The Bursting of the Oil and Gas Fracking Bubble

Jun 1, 2020

Hundreds of independent corporate groups that produce oil and gas through fracking are expected to go bankrupt over the next year.

This is not simply because of the recent collapse in the energy market due to the COVID-19 pandemic. Many of these companies had already been losing money for a long time. What kept them going, despite heavy losses, was an endless supply of cheap capital supplied by Wall Street.

Big financial companies created hundreds of billions of dollars in debt for these energy companies, thereby enriching oil company executives, not to speak of Wall Street financial companies.

These companies had “sub-primed” the production of American energy. The booming economies from North Dakota to West Texas and New Mexico from greatly increased oil and gas production thanks to fracking was created out of a great big financial bubble.

Over the years, as it became increasingly clear that it was only a matter of time before this bubble would burst, many sources of funding for this industry began to pull back. But the fracking companies stayed in business and even continued to expand because one big source of funding didn’t dry up: pension fund money.

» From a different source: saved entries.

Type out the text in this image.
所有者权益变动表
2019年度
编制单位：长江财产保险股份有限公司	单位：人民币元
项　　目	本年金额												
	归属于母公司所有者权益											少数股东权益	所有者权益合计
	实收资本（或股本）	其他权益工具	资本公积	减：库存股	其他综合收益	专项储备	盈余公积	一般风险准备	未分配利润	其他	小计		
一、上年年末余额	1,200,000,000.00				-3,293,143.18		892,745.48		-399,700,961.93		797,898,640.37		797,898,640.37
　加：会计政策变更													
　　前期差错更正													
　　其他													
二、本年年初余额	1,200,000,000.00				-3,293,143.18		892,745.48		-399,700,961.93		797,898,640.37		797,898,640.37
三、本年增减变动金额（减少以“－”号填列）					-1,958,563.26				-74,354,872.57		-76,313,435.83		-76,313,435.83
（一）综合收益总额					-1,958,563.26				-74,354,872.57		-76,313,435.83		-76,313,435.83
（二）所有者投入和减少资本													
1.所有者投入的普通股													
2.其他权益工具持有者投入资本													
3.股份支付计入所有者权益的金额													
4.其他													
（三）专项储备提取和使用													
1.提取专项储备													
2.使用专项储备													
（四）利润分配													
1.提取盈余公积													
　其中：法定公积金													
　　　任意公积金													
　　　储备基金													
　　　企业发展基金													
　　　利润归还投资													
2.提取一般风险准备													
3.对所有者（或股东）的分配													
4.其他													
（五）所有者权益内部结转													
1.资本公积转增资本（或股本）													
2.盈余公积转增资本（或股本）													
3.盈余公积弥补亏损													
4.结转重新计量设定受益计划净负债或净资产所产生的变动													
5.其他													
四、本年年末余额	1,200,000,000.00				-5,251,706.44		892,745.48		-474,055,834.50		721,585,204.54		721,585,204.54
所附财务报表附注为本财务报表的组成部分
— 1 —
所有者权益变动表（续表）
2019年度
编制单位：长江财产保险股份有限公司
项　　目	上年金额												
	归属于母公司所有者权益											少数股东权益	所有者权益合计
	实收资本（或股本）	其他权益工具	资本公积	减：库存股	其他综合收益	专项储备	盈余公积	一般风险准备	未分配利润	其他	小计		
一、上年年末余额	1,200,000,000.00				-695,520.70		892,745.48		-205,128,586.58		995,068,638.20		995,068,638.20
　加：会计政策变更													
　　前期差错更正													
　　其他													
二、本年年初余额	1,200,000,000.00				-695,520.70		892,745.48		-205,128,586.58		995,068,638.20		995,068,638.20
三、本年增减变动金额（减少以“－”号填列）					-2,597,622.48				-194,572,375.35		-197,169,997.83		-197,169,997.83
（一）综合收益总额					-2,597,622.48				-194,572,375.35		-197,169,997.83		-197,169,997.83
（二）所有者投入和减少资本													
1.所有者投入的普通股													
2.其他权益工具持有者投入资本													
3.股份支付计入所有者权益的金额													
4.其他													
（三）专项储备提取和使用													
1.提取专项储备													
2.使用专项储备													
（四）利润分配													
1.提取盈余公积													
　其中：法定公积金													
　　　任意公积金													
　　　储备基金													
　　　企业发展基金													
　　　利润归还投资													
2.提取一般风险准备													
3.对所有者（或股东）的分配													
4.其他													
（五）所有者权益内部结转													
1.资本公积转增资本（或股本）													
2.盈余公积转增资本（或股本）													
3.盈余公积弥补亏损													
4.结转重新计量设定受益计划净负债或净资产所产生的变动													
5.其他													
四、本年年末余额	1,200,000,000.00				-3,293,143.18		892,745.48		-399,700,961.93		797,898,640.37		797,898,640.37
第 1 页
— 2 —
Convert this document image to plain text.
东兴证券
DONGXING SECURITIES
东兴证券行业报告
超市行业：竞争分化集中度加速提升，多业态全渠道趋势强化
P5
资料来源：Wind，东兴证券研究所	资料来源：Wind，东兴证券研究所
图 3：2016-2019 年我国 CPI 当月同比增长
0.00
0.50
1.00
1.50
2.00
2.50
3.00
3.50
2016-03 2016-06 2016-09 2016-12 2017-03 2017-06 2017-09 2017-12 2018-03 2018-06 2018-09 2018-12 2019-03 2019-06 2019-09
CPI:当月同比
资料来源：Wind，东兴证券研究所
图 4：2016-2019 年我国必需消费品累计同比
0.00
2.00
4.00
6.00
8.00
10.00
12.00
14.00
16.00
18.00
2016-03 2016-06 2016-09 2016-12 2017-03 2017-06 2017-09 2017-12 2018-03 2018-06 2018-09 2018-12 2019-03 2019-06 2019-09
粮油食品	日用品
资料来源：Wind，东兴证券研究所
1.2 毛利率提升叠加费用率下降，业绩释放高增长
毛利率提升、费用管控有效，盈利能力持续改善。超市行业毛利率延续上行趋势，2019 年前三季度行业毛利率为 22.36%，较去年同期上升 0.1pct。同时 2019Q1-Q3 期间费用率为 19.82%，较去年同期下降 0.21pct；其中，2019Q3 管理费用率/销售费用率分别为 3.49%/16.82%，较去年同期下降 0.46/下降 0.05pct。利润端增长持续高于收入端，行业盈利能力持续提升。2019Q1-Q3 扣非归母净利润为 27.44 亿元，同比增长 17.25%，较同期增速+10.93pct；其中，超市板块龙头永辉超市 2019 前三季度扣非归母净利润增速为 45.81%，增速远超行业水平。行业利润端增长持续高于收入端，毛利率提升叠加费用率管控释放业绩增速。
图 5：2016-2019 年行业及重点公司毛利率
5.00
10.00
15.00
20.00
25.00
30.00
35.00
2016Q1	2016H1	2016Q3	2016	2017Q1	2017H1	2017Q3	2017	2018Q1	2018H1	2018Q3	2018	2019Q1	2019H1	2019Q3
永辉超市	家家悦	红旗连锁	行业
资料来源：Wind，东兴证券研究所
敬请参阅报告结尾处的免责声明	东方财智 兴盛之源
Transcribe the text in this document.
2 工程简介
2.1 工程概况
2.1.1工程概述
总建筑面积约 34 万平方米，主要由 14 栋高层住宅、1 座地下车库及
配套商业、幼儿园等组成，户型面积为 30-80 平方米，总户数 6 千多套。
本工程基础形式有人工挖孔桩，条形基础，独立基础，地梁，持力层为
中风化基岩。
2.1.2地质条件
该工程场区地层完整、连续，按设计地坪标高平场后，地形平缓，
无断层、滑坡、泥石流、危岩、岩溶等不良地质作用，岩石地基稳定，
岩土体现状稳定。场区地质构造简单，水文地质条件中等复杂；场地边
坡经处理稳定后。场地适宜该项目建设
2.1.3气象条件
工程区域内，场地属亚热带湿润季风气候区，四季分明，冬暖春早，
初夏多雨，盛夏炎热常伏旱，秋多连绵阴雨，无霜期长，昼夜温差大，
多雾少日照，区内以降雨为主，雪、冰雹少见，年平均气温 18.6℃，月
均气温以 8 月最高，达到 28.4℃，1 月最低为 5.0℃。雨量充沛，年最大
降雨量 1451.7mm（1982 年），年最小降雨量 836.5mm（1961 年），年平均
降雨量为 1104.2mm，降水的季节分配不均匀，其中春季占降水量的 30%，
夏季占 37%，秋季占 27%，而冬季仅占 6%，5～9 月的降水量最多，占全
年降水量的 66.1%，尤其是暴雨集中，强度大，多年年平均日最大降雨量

With employers in both the public and private sectors all over the world cutting back on how much they fund workers’ retirement pensions, all pension funds worldwide have been desperate for higher rates of return in order to shore up their promises to retirees. So, they have increasingly resorted to hiring the same financial sharks and snakes, who created the oil and gas fracking bubble, to manage the workers’ money. The pension funds pay these financial “managers” a lot of money—a two percent annual fee—on all the funds under their management, no matter whether they make money or not.

With COVID-19, the money spigot to finance fracking companies has been turned off, and the entire industry bubble is bursting.

Nobody knows how much pension fund money has been sunk into this bursting bubble, money that has been drawn from the U.S. and all over the world.

But what is clear is that now that this bubble is bursting, millions of workers in the oil and gas industries are losing their jobs. Towns that boomed because of the increased oil and gas production are now turning into ghost towns. And pension funds are about to take a big hit, further endangering workers’ retirement pensions.

As for the fracking company executives and Wall Street financiers who have made a fortune—they won’t be the ones who have to pick up the pieces.